J.P. Morgan is ramping up its Japanese structured credit business to meet increased demand. To spearhead this effort, the bank has hired Mahesh Bulchandani, director and head of collateralized bond and loan obligations at Merrill Lynch in London, to head the business from Tokyo. Part of his mandate is to double headcount for the business to 12, said Jonathan Laredo, head of structured finance for Europe and Asia at J.P. Morgan in London. The group deals with both cash and synthetic products.
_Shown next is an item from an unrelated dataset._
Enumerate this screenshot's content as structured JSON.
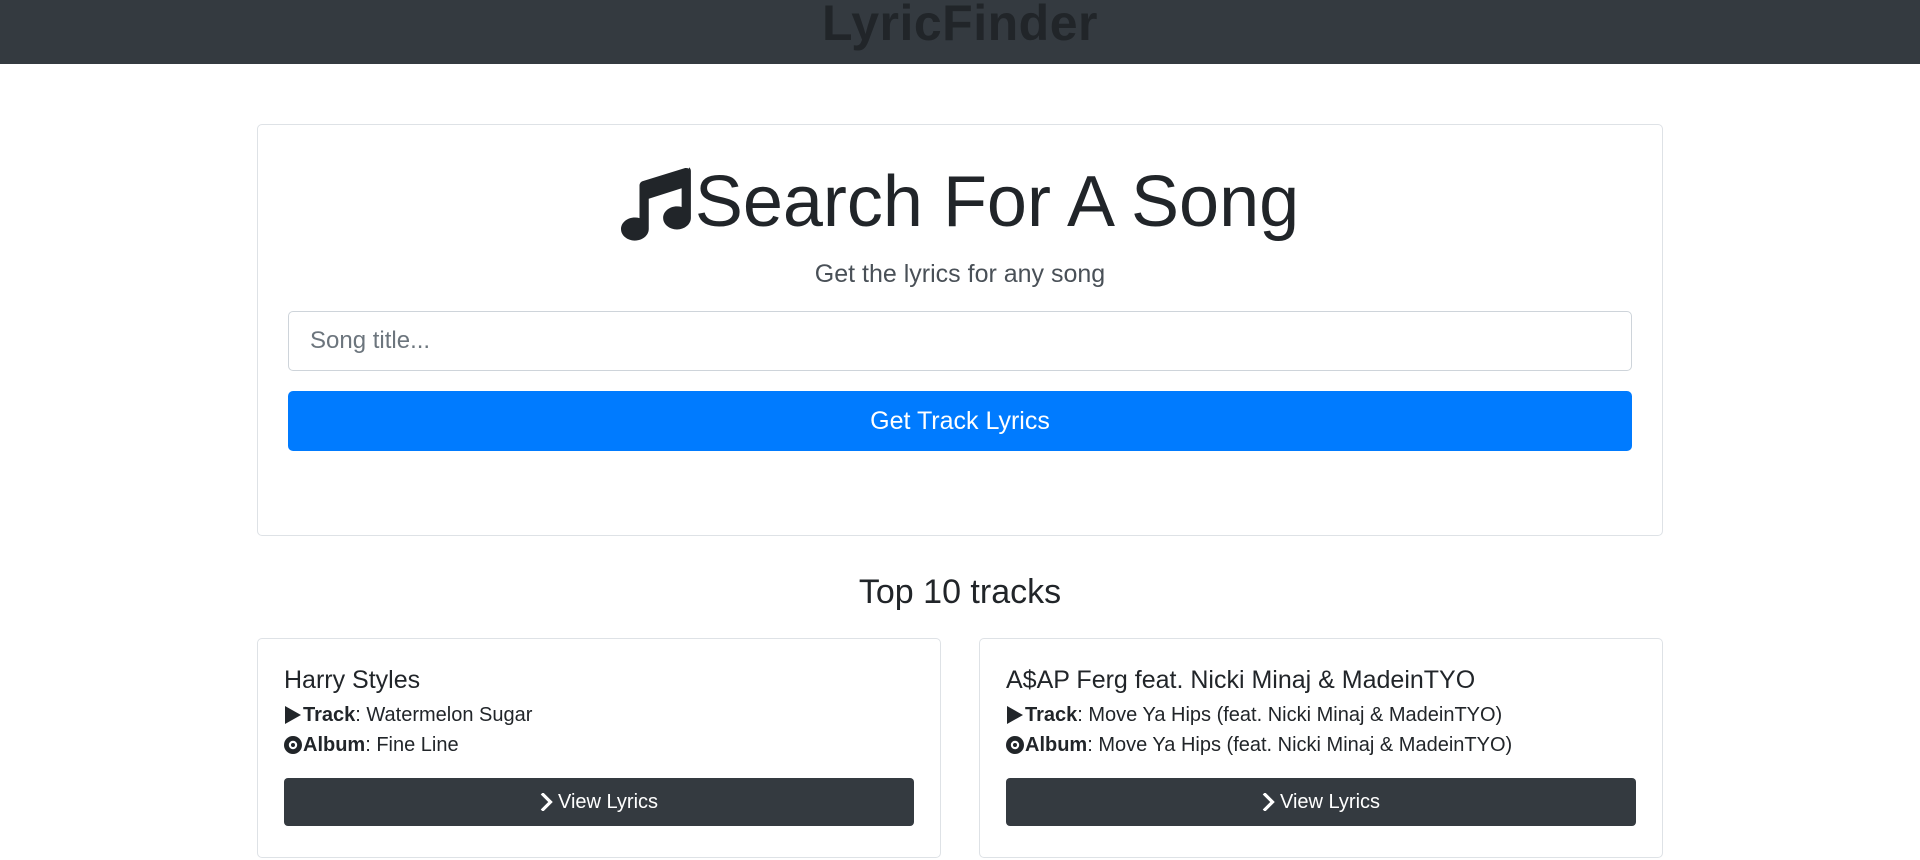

The structured credit business in Japan is growing fast, meaning the department has to be managed locally, said Laredo. The bank is structuring more synthetic CDOs because investors are demanding higher yields and more diversified credit exposure. In an environment where interest rates are falling worldwide, and corporate creditworthiness is deteriorating, these products are in demand globally. But, said Laredo, J.P. Morgan is hiring structurers in Japan because it was previously understaffed.
Market officials noted that with this hire and additional resources, J.P. Morgan is poised to do well in Tokyo. An official at a rival bank in London said Bulchandani was a great hire for J.P. Morgan because of his experience at both Merrill Lynch and Citibank, two houses that are at the forefront of the structured credit market. J.P. Morgan is in a good position to become a significant player in the market because of the bank's massive balance sheet, allowing it to manage its internal credit exposure using the product, as well as structuring arbitrage deals, according to Brent Eastburg, head of credit trading for Asia at Lehman Brothers in Tokyo.